You should begin debugging!

Here is how you can begin your exciting new debugging adventures:

You must find a way to get the information you need in order to reason about what the problem is.

Once you understand what the problem is, you may begin to reason about a solution to the problem.

What is often happening in these cases is one of the following:

  • the code you think is executing is not actually executing at all
  • the code is executing far EARLIER or LATER than you think
  • the code is executing far LESS OFTEN than you think
  • the code is executing far MORE OFTEN than you think
  • the code is executing on another GameObject than you think it is
  • you’re getting an error or warning and you haven’t noticed it in the console window

To help gain more insight into your problem, I recommend liberally sprinkling Debug.Log() statements through your code to display information in realtime.

Doing this should help you answer these types of questions:

  • is this code even running? which parts are running? how often does it run? what order does it run in?
  • what are the names of the GameObjects or Components involved?
  • what are the values of the variables involved? Are they initialized? Are the values reasonable?
  • are you meeting ALL the requirements to receive callbacks such as triggers / colliders (review the documentation)

Knowing this information will help you reason about the behavior you are seeing.

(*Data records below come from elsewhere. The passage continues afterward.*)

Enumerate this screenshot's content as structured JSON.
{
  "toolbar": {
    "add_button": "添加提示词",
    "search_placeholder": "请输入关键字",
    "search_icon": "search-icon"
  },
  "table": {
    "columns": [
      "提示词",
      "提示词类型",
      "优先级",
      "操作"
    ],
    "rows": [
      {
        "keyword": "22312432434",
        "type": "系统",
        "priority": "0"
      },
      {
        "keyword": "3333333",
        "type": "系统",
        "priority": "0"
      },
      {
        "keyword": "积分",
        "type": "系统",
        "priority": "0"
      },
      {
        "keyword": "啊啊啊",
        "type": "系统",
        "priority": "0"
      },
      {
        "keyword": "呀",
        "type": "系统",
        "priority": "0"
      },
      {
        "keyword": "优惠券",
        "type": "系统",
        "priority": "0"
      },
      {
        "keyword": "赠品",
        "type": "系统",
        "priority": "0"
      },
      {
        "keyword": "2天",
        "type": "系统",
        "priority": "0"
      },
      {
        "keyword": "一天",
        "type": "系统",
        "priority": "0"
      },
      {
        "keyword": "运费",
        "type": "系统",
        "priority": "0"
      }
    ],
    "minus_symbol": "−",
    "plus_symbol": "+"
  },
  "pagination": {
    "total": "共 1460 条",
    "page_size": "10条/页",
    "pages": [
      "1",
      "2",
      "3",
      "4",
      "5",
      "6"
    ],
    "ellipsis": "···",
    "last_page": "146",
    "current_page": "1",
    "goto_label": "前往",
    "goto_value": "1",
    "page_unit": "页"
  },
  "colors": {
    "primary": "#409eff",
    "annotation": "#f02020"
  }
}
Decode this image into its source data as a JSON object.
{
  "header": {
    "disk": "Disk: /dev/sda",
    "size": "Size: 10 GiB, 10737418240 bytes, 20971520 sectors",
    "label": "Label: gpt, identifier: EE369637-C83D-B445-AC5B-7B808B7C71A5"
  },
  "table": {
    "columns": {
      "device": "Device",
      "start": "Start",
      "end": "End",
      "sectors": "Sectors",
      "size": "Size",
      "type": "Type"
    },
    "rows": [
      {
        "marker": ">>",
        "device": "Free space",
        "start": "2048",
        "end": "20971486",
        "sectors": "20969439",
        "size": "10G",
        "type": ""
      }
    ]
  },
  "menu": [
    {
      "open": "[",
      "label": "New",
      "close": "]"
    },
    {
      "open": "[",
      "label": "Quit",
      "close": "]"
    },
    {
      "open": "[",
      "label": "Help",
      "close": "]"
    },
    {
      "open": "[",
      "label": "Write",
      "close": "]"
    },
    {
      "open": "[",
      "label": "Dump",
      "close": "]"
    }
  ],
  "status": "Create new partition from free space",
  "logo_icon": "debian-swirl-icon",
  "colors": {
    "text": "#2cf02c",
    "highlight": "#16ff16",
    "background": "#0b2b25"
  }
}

You can also supply a second argument to Debug.Log() and when you click the message, it will highlight the object in scene, such as Debug.Log("Problem!",this);

If your problem would benefit from in-scene or in-game visualization, Debug.DrawRay() or Debug.DrawLine() can help you visualize things like rays (used in raycasting) or distances.

You can also call Debug.Break() to pause the Editor when certain interesting pieces of code run, and then study the scene manually, looking for all the parts, where they are, what scripts are on them, etc.

You can also call GameObject.CreatePrimitive() to emplace debug-marker-ish objects in the scene at runtime.

You could also just display various important quantities in UI Text elements to watch them change as you play the game.

Visit Google for how to see console output from builds. If you are running a mobile device you can also view the console output. Google for how on your particular mobile target, such as this answer or iOS: https://discussions.unity.com/t/700551 or this answer for Android: https://discussions.unity.com/t/699654

If you are working in VR, it might be useful to make your on onscreen log output, or integrate one from the asset store, so you can see what is happening as you operate your software.

Another useful approach is to temporarily strip out everything besides what is necessary to prove your issue. This can simplify and isolate compounding effects of other items in your scene or prefab.

Here’s an example of putting in a laser-focused Debug.Log() and how that can save you a TON of time wallowing around speculating what might be going wrong:

https://discussions.unity.com/t/839300/3

“When in doubt, print it out!™” - Kurt Dekker (and many others)

Note: the print() function is an alias for Debug.Log() provided by the MonoBehaviour class.


If you prefer, you’re welcome to look at my multi-jump coyote timing demo here:

https://www.youtube.com/watch?v=1Xs5ncBgf1M

proximity_buttons is presently hosted at these locations:

https://bitbucket.org/kurtdekker/proximity_buttons

https://github.com/kurtdekker/proximity_buttons

https://gitlab.com/kurtdekker/proximity_buttons

https://sourceforge.net/projects/proximity-buttons/

i’m so sorry it took me this long to answer, thank you though, what you said makes sense :slight_smile: